A Star With No Name

Ophelia

Cadet
*author's note* This fic is based in information I found at the CIA's official website, and is dedicated to the one and only Spy Daddy, Jack Bristow. He will live forever in our hearts.

A STAR WITH NO NAME

At Central Intelligence Agency Headquarters in Langley, Virginia, on the north wall of the Original Headquarters Building lobby, to the right as you enter, is a Memorial Wall. It was commissioned in May 1973 by the Central Intelligence Agency Fine Arts Commission and sculpted by Harold Vogel in July 1974. It is inscribed simply, “IN HONOR OF THOSE MEMBERS OF THE CENTRAL INTELLIGENCE AGENCY WHO GAVE THEIR LIVES IN THE SERVICE OF THEIR COUNTRY.” Below that, eighty-three stars, one for each CIA officer who has died in line of duty since 1951, when the Office of Strategic Services became known as the Central Intelligence Agency. The American and Central Intelligence Agency flags flank the wall. Below the wall on a marble shelf sits the Book of Honor. It is in a glass case and hand bound in black Moroccan goatskin leather. For each agent who has a star on the wall, there is a corresponding gold star in the book. For the forty-eight agents whose identities can be revealed, their names are inscribed in calligraphy on the handmade pages of the book beside their stars. For the other thirty-five, whose identities must remain secret even in death, there is only a star.

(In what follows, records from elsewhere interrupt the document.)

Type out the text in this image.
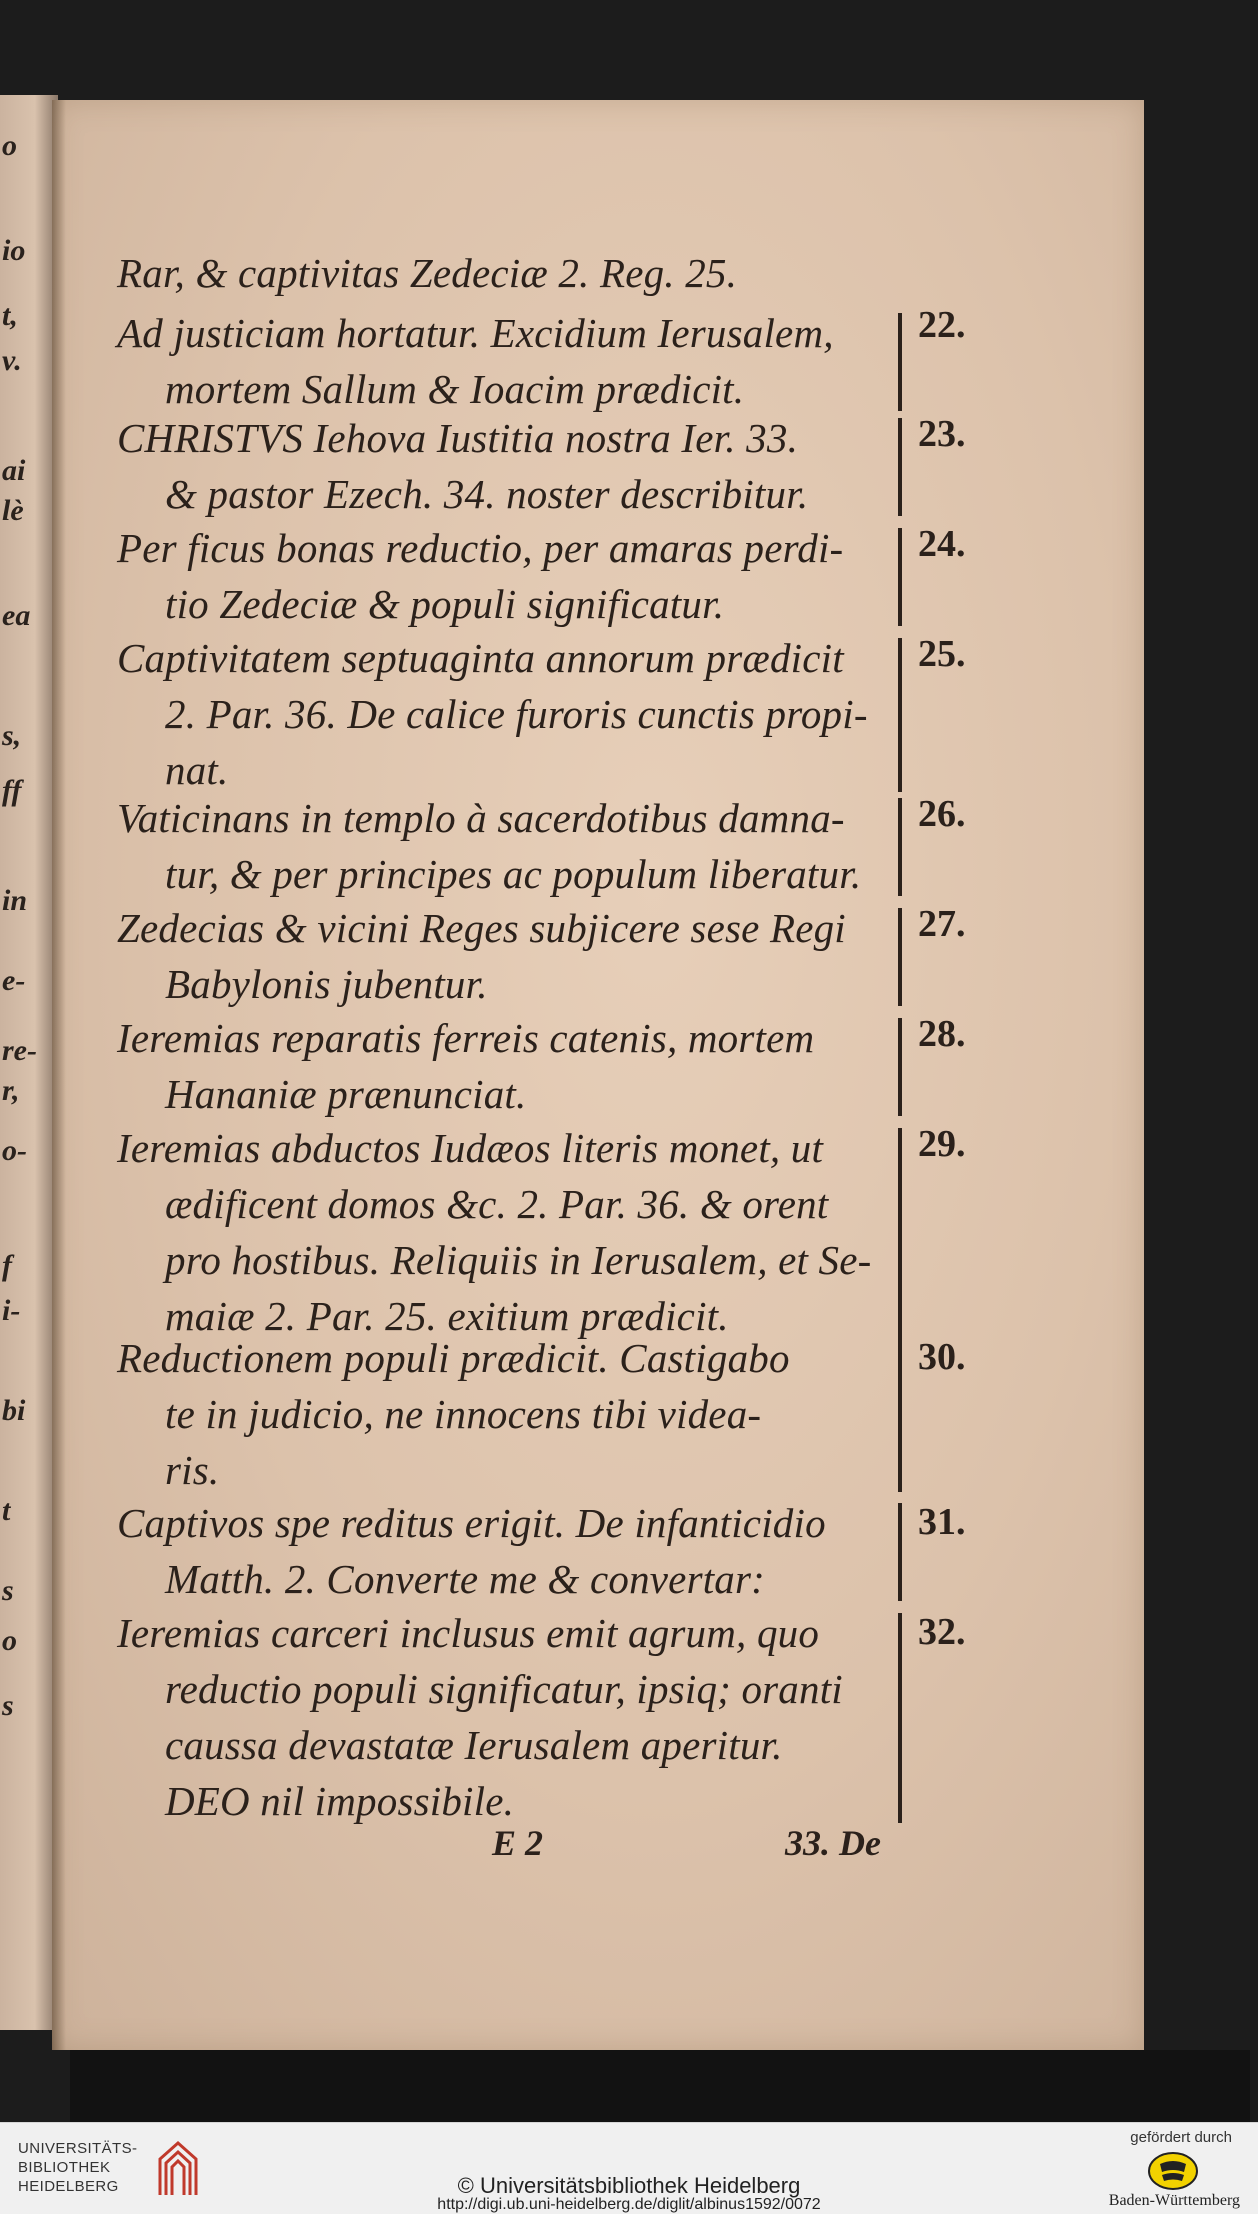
o
io
t,
v.
ai
lè
ea
s,
ff
in
e-
re-
r,
o-
f
i-
bi
t
s
o
s
Rar, & captivitas Zedeciæ 2. Reg. 25.
Ad justiciam hortatur. Excidium Ierusalem,
mortem Sallum & Ioacim prædicit.
22.
CHRISTVS Iehova Iustitia nostra Ier. 33.
& pastor Ezech. 34. noster describitur.
23.
Per ficus bonas reductio, per amaras perdi-
tio Zedeciæ & populi significatur.
24.
Captivitatem septuaginta annorum prædicit
2. Par. 36. De calice furoris cunctis propi-
nat.
25.
Vaticinans in templo à sacerdotibus damna-
tur, & per principes ac populum liberatur.
26.
Zedecias & vicini Reges subjicere sese Regi
Babylonis jubentur.
27.
Ieremias reparatis ferreis catenis, mortem
Hananiæ prænunciat.
28.
Ieremias abductos Iudæos literis monet, ut
ædificent domos &c. 2. Par. 36. & orent
pro hostibus. Reliquiis in Ierusalem, et Se-
maiæ 2. Par. 25. exitium prædicit.
29.
Reductionem populi prædicit. Castigabo
te in judicio, ne innocens tibi videa-
ris.
30.
Captivos spe reditus erigit. De infanticidio
Matth. 2. Converte me & convertar:
31.
Ieremias carceri inclusus emit agrum, quo
reductio populi significatur, ipsiq; oranti
caussa devastatæ Ierusalem aperitur.
DEO nil impossibile.
32.
E 2	33. De
UNIVERSITÄTS-
BIBLIOTHEK
HEIDELBERG	© Universitätsbibliothek Heidelberg
http://digi.ub.uni-heidelberg.de/diglit/albinus1592/0072
gefördert durch
Baden-Württemberg
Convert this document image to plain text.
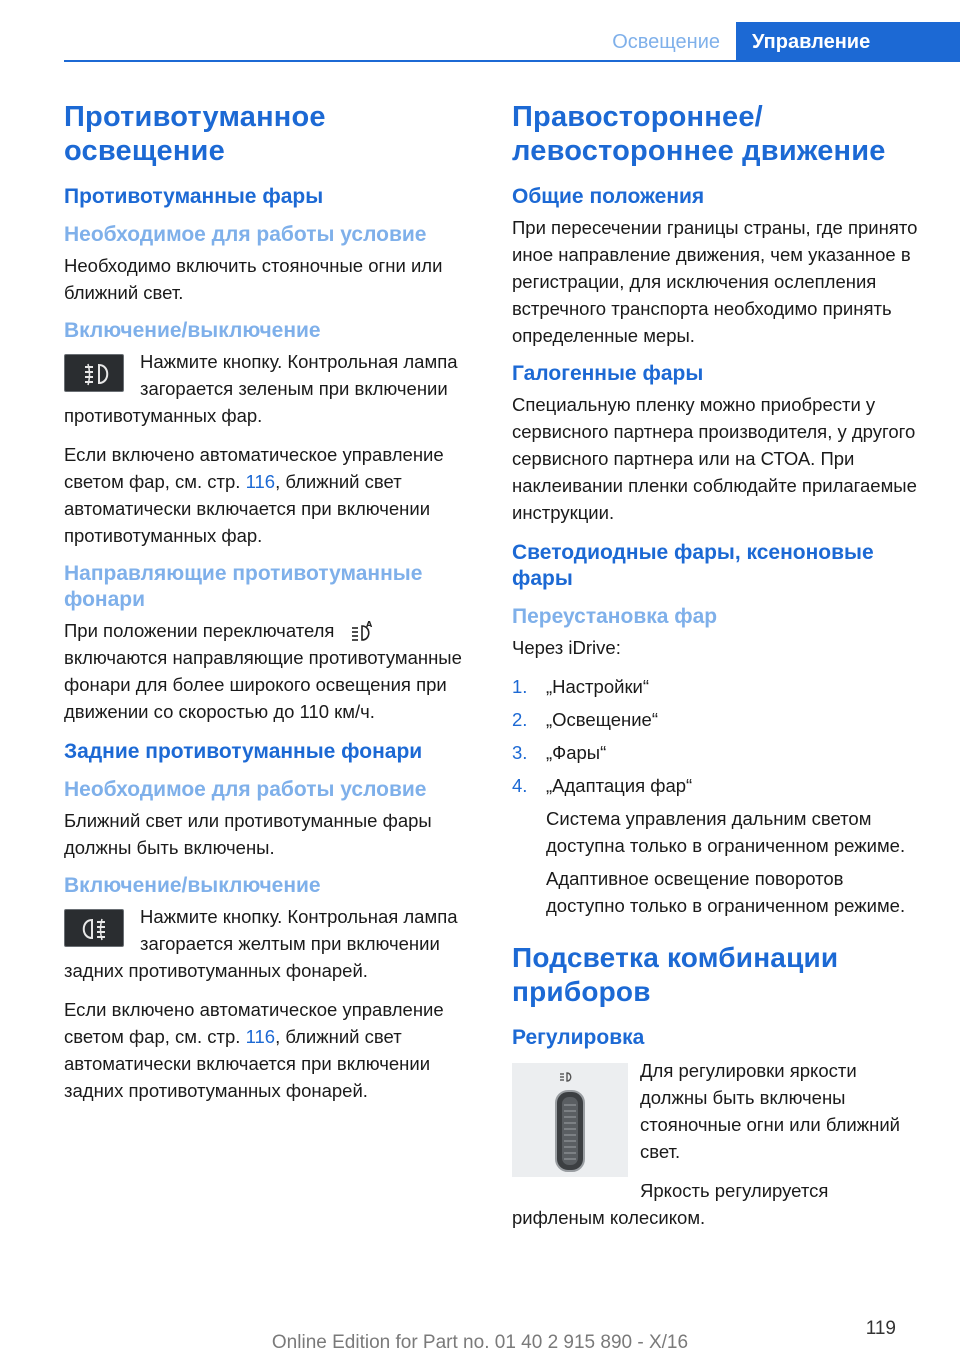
Освещение	Управление
Противотуманное освещение
Противотуманные фары
Необходимое для работы условие

Необходимо включить стояночные огни или ближний свет.

Включение/выключение

Нажмите кнопку. Контрольная лампа загорается зеленым при включении противотуманных фар.

Если включено автоматическое управление светом фар, см. стр. 116, ближний свет автоматически включается при включении противотуманных фар.

Направляющие противотуманные фонари

При положении переключателя	A
включаются направляющие противотуманные фонари для более широкого освещения при движении со скоростью до 110 км/ч.

Задние противотуманные фонари
Необходимое для работы условие

Ближний свет или противотуманные фары должны быть включены.

Включение/выключение

Нажмите кнопку. Контрольная лампа загорается желтым при включении задних противотуманных фонарей.

Если включено автоматическое управление светом фар, см. стр. 116, ближний свет автоматически включается при включении задних противотуманных фонарей.

Правостороннее/ левостороннее движение
Общие положения

При пересечении границы страны, где принято иное направление движения, чем указанное в регистрации, для исключения ослепления встречного транспорта необходимо принять определенные меры.

Галогенные фары

Специальную пленку можно приобрести у сервисного партнера производителя, у другого сервисного партнера или на СТОА. При наклеивании пленки соблюдайте прилагаемые инструкции.

Светодиодные фары, ксеноновые фары
Переустановка фар

Через iDrive:

1. „Настройки“
2. „Освещение“
3. „Фары“
4. „Адаптация фар“
Система управления дальним светом доступна только в ограниченном режиме.
Адаптивное освещение поворотов доступно только в ограниченном режиме.
Подсветка комбинации приборов
Регулировка

Для регулировки яркости должны быть включены стояночные огни или ближний свет.

Яркость регулируется рифленым колесиком.

119
Online Edition for Part no. 01 40 2 915 890 - X/16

When a new star is added to the wall, a stone carver who studied with Harold Vogel first traces the new star on the wall using a Mylar template. Each star measures 2 ¼ inches wide, 2 ¼ inches tall, and ½ inch deep. All are six inches apart on each side. Using a pneumatic hammer and chisel, the carver etches the star into the wall. He then cleans the dust from the star and sprays it with a shadow-gray lithichrome paint, the same color as the stone of the wall. The star is then ready to be officially unveiled at the CIA’s next annual Memorial Ceremony, held each May 27.

Today, another star joins the others on the wall, and another gold star placed in the Book of Honor. But this agent’s name will not be added, for the existence of the division he worked for is still a secret.

Because his name cannot be revealed, his daughter and her husband, both agents themselves, attend the ceremony anonymously. In a private ceremony later, she is given the two medals her father was awarded posthumously: The Intelligence Star, awarded for “a voluntary act or acts under hazardous conditions,” or “for outstanding achievements or services rendered with distinction;” and the Exceptional Service Medallion, awarded for “injury or death resulting from service in an area of hazard.”

She traces the newly carved star on the wall with her finger. This is all that remains of him. His body could not be retrieved, so there is no grave, no other marker to note his passing. His three-month-old granddaughter, and later his grandson, who will bear his name, will be told that he was an investment banker who died in a plane crash over the Atlantic. The medals will be hidden away, for there is no way to explain them to others. His colleagues all tell her that his sacrifice was not in vain, that his actions were instrumental in destroying an organization whose agenda posed a threat to the entire world.

This is true, she knows; but she wishes he could have found another way.